The paradoxical thing about Uglow's work is that all that scrupulous correctness, that punctilious recording of appearances, what William Coldstream (from whom he inherited the measuring method) called the search for 'irrefutable data', should have led to some sort of photographic, illusionistic realism, but it didn't. Gradations of tone, for instance, following the curve of a thigh, meticulously registered, are set down as a delicately faceted surface, not run together to give an illusion of smooth flesh. Uglow is fundamentally a conceptual painter, an idea behind every painting, though we tend perhaps to expect too great a separation between intellect and emotion. (Kenneth Clark rather surprisingly wrote, 'I cannot distinguish between thought and feeling.') As Uglow said, 'the idea of kissing a girl could be the starting point of a painting', or just the marvel of a particular colour. He also said that painting a pineapple would be `to paint a natural logarithm'. Catherine Lampert writes that he 'was all the time correcting reality when, if left alone, it threatened to produce an ugly or disturbing form on a flat surface'. He created `set-ups' like miniature stagesets or shrines for still lifes and nudes alike, made hats and necklaces, modified clothes as necessary in 'imperious acts of seeing and arranging'.
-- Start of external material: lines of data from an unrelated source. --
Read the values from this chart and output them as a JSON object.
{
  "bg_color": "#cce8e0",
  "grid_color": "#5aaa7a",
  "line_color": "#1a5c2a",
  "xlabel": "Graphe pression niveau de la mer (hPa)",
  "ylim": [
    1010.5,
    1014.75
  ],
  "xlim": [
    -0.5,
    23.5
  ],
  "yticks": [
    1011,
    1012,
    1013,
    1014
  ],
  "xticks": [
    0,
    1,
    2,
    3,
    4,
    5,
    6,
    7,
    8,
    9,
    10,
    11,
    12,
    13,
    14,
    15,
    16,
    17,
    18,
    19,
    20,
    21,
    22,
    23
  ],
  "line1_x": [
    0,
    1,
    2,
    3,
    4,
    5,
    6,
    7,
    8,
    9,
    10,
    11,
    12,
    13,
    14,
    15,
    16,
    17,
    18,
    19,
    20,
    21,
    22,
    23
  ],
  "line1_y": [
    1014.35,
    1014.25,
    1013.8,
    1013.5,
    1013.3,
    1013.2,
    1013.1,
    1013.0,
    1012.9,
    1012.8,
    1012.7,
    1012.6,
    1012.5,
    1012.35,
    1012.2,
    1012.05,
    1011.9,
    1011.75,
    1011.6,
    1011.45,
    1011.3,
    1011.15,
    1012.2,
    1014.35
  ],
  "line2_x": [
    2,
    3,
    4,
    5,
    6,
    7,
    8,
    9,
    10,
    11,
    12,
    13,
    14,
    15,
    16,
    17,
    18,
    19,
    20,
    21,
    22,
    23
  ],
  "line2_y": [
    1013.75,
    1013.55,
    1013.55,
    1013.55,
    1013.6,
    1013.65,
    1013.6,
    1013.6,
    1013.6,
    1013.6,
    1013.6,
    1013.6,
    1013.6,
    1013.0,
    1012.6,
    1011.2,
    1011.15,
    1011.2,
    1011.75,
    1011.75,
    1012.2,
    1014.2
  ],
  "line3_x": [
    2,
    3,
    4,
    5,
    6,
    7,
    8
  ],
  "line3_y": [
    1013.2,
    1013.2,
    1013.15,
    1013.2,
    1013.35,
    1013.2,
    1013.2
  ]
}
A catalogue raisonne may sound daunting, but this is anything but a dry book. It displays the variety of Uglow's output: holiday landscapes, holiday nudes, small rough pictures, a handful of 'autobiographical' ones, which reveal unexpected sides to the tortured perfectionist we are more familiar with. There being no previous monographs it draws on a variety of primary sources (including the artist's own words 'extracted under protest and often blunt in delivery') and the two essays cover every aspect of Uglow's artistic development and practice.
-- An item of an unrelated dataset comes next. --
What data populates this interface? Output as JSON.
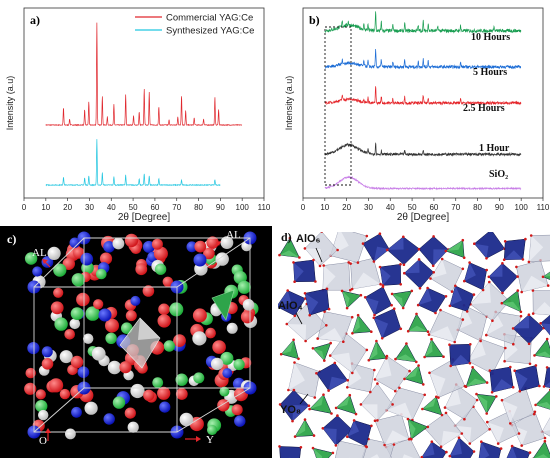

John Berger described an early work of Uglow's as 'a fine painting but 50 years out of date'. Uglow's great achievement is to have triumphed over such judgments using traditional techniques and subject matter; 'a true descendant of Chardin' in David Sylvester's words, 'but madder in conception and more violent in execution'. Although it does not aspire to be an autobiography, this book allows us to piece together scraps of information, as we do in real life, to form the impression of a man of great warmth and integrity that is a great deal more vivid and intimate than that achieved by most biographies. As for cold, Sylvester also wrote that in Uglow's paintings 'the play of light becomes an objective correlative of desire'.